Our political class is too often mired with sleaze, incompetence, or a complete lack of integrity. Take Conservative MP William Wragg, who is at the heart of a sexting scandal for giving the personal phone numbers of his colleagues to a man he met on a gay dating app.
Or former Labour MP Jared O’Mara, jailed over a £52,000 fraud whose tenure was marred by allegations of misogyny and homophobia. And, more recently, Mark Menzies, the Tory MP caught up in the latest Westminster sleaze scandal?
He was forced to resign for allegedly using political donations to cover medical expenses and pay off “bad people” who locked him in a flat and demanded thousands of pounds for his release. You couldn’t make this up.
So why do our political parties suffer from such low-calibre politicians? Out of 67 million people, are these 650 MPs the best our parties can really do?
If our politicians aren’t doing consulting work for businesses, they are pulling cheap media stunts to boost their profile and lining up their next post-election quango role. MPs with side-hustles are too numerous to count.When not working for their constituents, many are too busy obsessing over what social media will make of their latest “wrongthink”.
Increasingly, the people who represent us are more worried about gaining social media clout than pleasing their own constituents. And that is only scratching the surface. Remember when our politicians were motivated by public duty and service? No more. Just look at the 63 Tory MPs planning to step
down at the next general election. Their average age is 56.6, much lower than that of retiring Labour MPs, 70.1.
Unlike Lord Field, who spent 40 years as an MP, these politicians are backing away in anticipation of defeat like rats fleeing a sinking ship. This says a lot about the types of upstarts that we have in politics today.
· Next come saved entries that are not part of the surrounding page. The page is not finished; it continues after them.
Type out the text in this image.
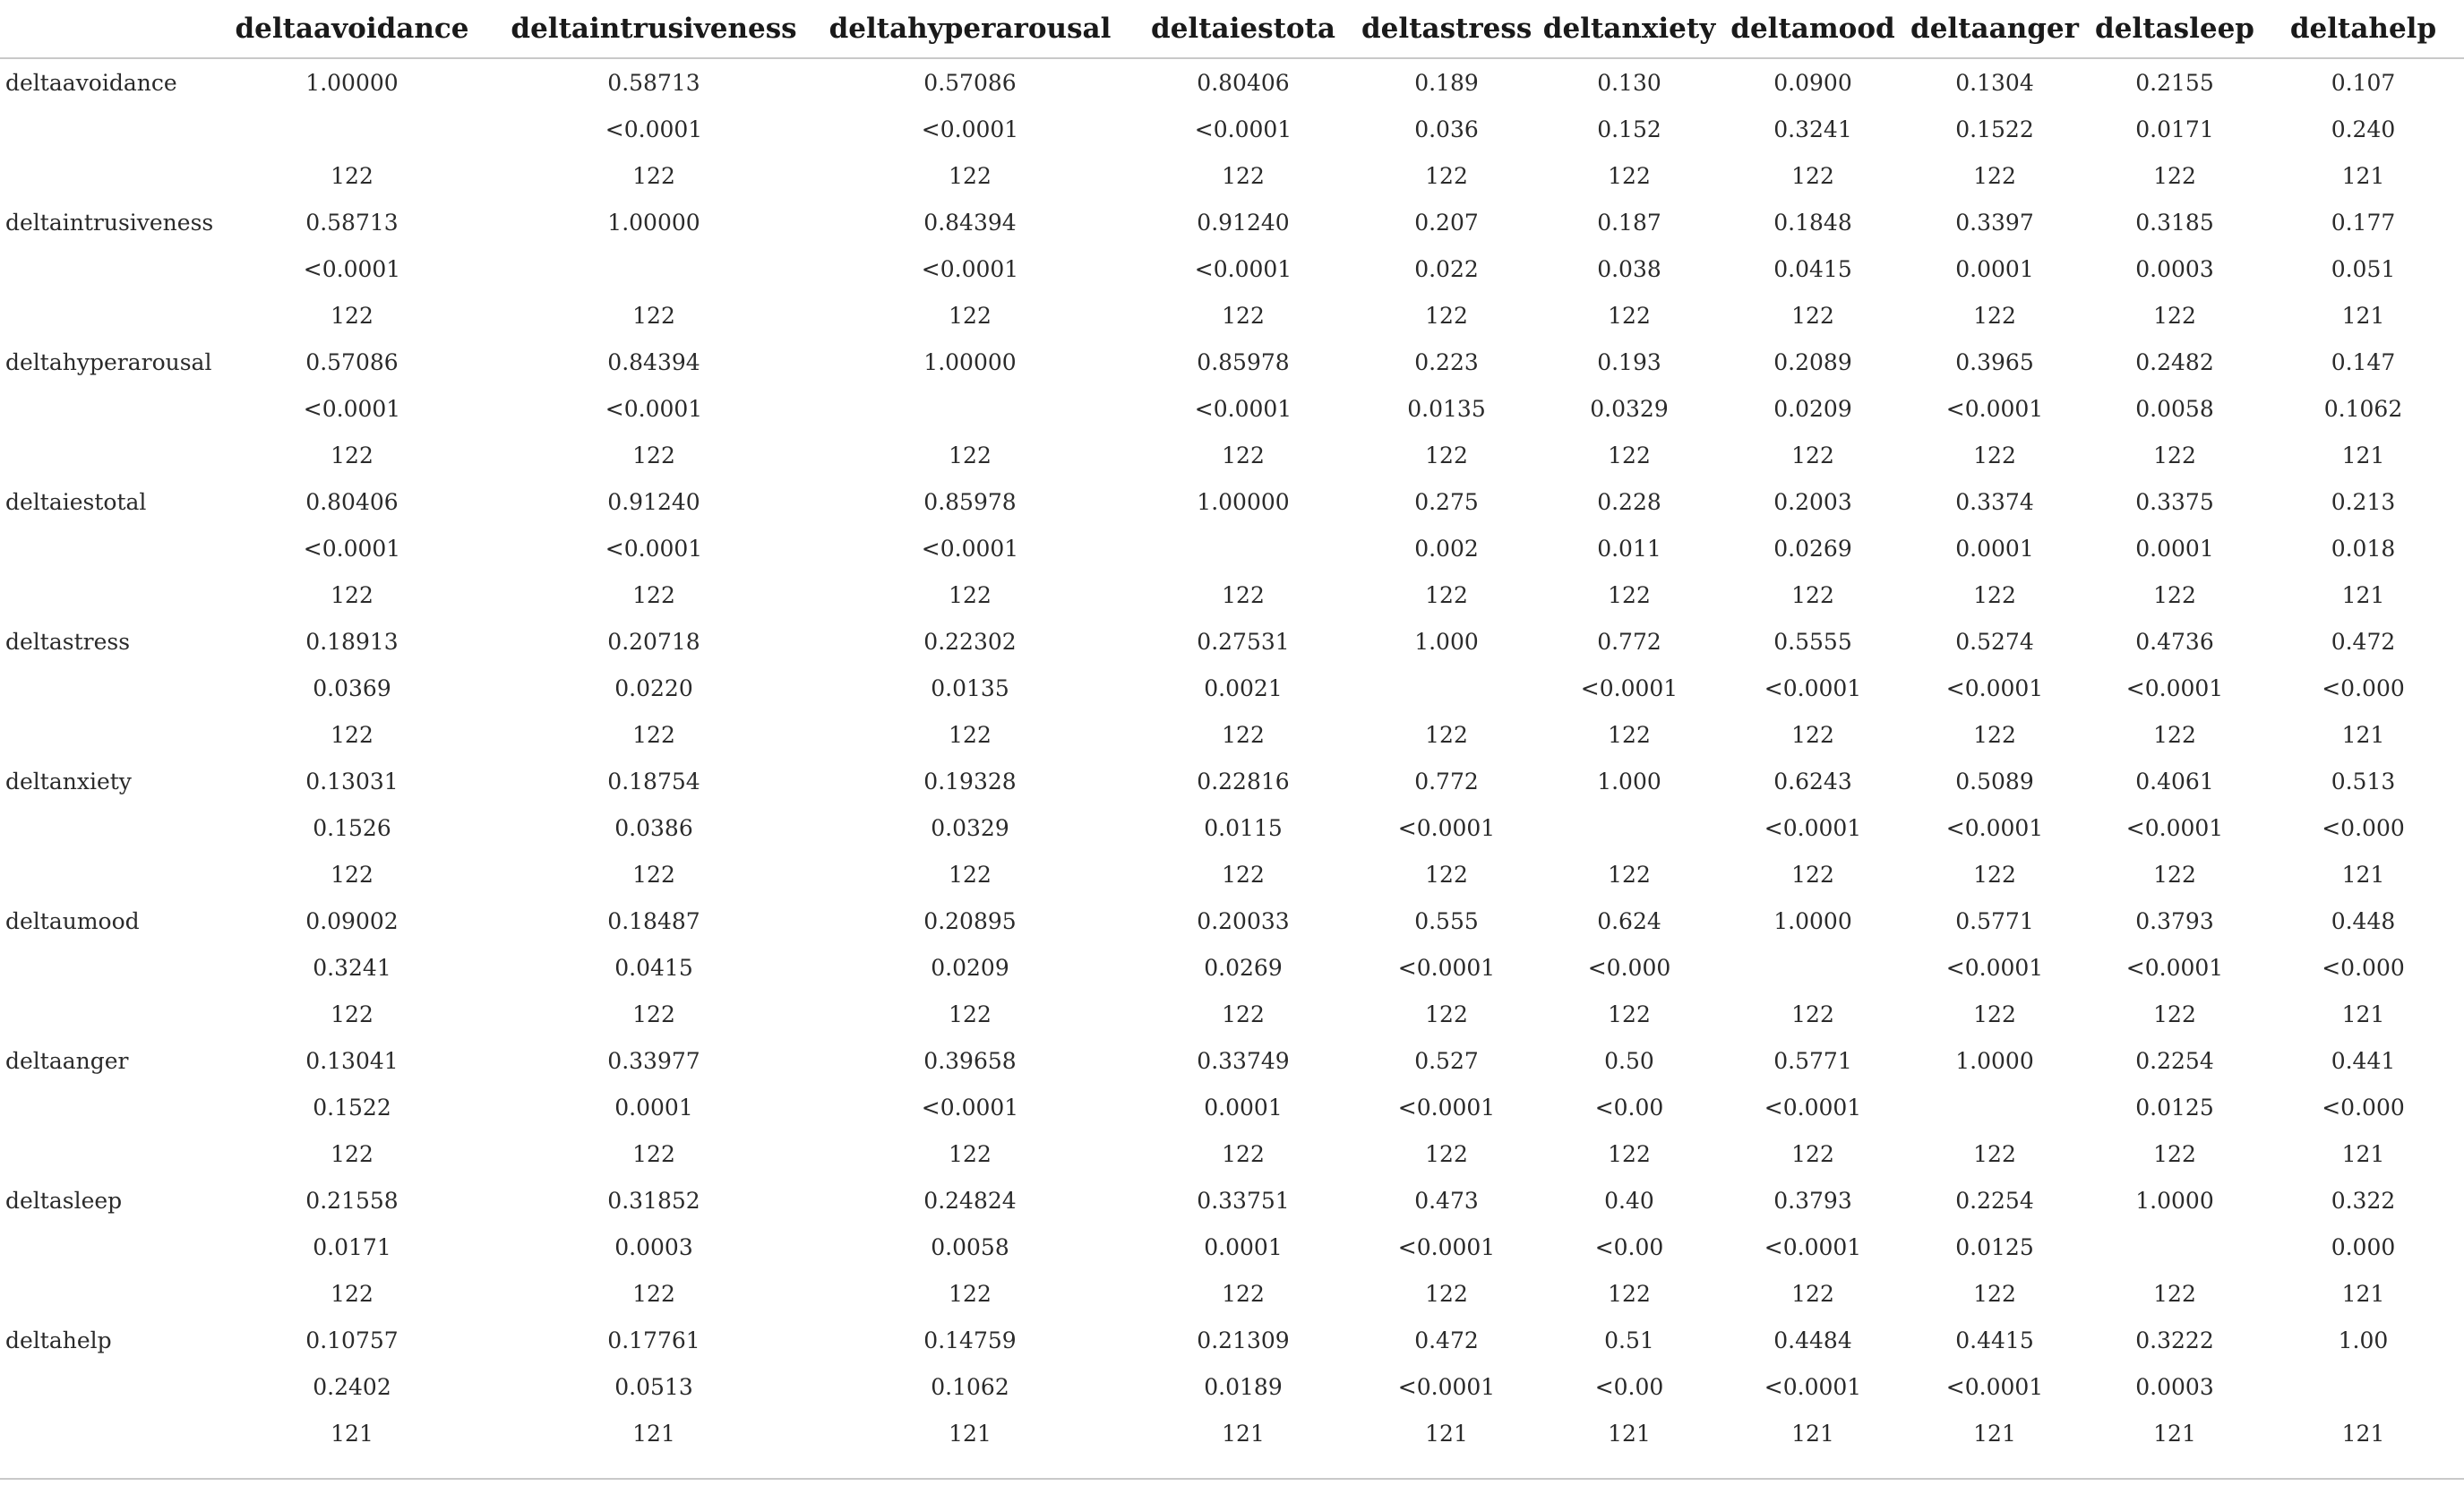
	deltaavoidance	deltaintrusiveness	deltahyperarousal	deltaiestota	deltastress	deltanxiety	deltamood	deltaanger	deltasleep	deltahelp
deltaavoidance	1.00000	0.58713	0.57086	0.80406	0.189	0.130	0.0900	0.1304	0.2155	0.107
		<0.0001	<0.0001	<0.0001	0.036	0.152	0.3241	0.1522	0.0171	0.240
	122	122	122	122	122	122	122	122	122	121
deltaintrusiveness	0.58713	1.00000	0.84394	0.91240	0.207	0.187	0.1848	0.3397	0.3185	0.177
	<0.0001		<0.0001	<0.0001	0.022	0.038	0.0415	0.0001	0.0003	0.051
	122	122	122	122	122	122	122	122	122	121
deltahyperarousal	0.57086	0.84394	1.00000	0.85978	0.223	0.193	0.2089	0.3965	0.2482	0.147
	<0.0001	<0.0001		<0.0001	0.0135	0.0329	0.0209	<0.0001	0.0058	0.1062
	122	122	122	122	122	122	122	122	122	121
deltaiestotal	0.80406	0.91240	0.85978	1.00000	0.275	0.228	0.2003	0.3374	0.3375	0.213
	<0.0001	<0.0001	<0.0001		0.002	0.011	0.0269	0.0001	0.0001	0.018
	122	122	122	122	122	122	122	122	122	121
deltastress	0.18913	0.20718	0.22302	0.27531	1.000	0.772	0.5555	0.5274	0.4736	0.472
	0.0369	0.0220	0.0135	0.0021		<0.0001	<0.0001	<0.0001	<0.0001	<0.000
	122	122	122	122	122	122	122	122	122	121
deltanxiety	0.13031	0.18754	0.19328	0.22816	0.772	1.000	0.6243	0.5089	0.4061	0.513
	0.1526	0.0386	0.0329	0.0115	<0.0001		<0.0001	<0.0001	<0.0001	<0.000
	122	122	122	122	122	122	122	122	122	121
deltaumood	0.09002	0.18487	0.20895	0.20033	0.555	0.624	1.0000	0.5771	0.3793	0.448
	0.3241	0.0415	0.0209	0.0269	<0.0001	<0.000		<0.0001	<0.0001	<0.000
	122	122	122	122	122	122	122	122	122	121
deltaanger	0.13041	0.33977	0.39658	0.33749	0.527	0.50	0.5771	1.0000	0.2254	0.441
	0.1522	0.0001	<0.0001	0.0001	<0.0001	<0.00	<0.0001		0.0125	<0.000
	122	122	122	122	122	122	122	122	122	121
deltasleep	0.21558	0.31852	0.24824	0.33751	0.473	0.40	0.3793	0.2254	1.0000	0.322
	0.0171	0.0003	0.0058	0.0001	<0.0001	<0.00	<0.0001	0.0125		0.000
	122	122	122	122	122	122	122	122	122	121
deltahelp	0.10757	0.17761	0.14759	0.21309	0.472	0.51	0.4484	0.4415	0.3222	1.00
	0.2402	0.0513	0.1062	0.0189	<0.0001	<0.00	<0.0001	<0.0001	0.0003	
	121	121	121	121	121	121	121	121	121	121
These people are more interested in self-preservation and glorification than public service.
AND IT shows. Not only is the reputation of Parliament suffering for it, but it has also entrenched the kind of short-term thinking in public policy that is more interested in vote-winning than planning for the future.
Our politicians are too spineless to say what they really think for fear of rocking the boat. That Keir Starmer still struggled to define what a woman is should be a source of embarrassment. Of course, not all politicians are the same. But this current crop does not help themselves with some of the things that they say and do.
Britain would be in a much better place if more of them had even a fraction of Lord Field’s honesty and integrity.
‘Remember when our politicians were motivated by public duty?’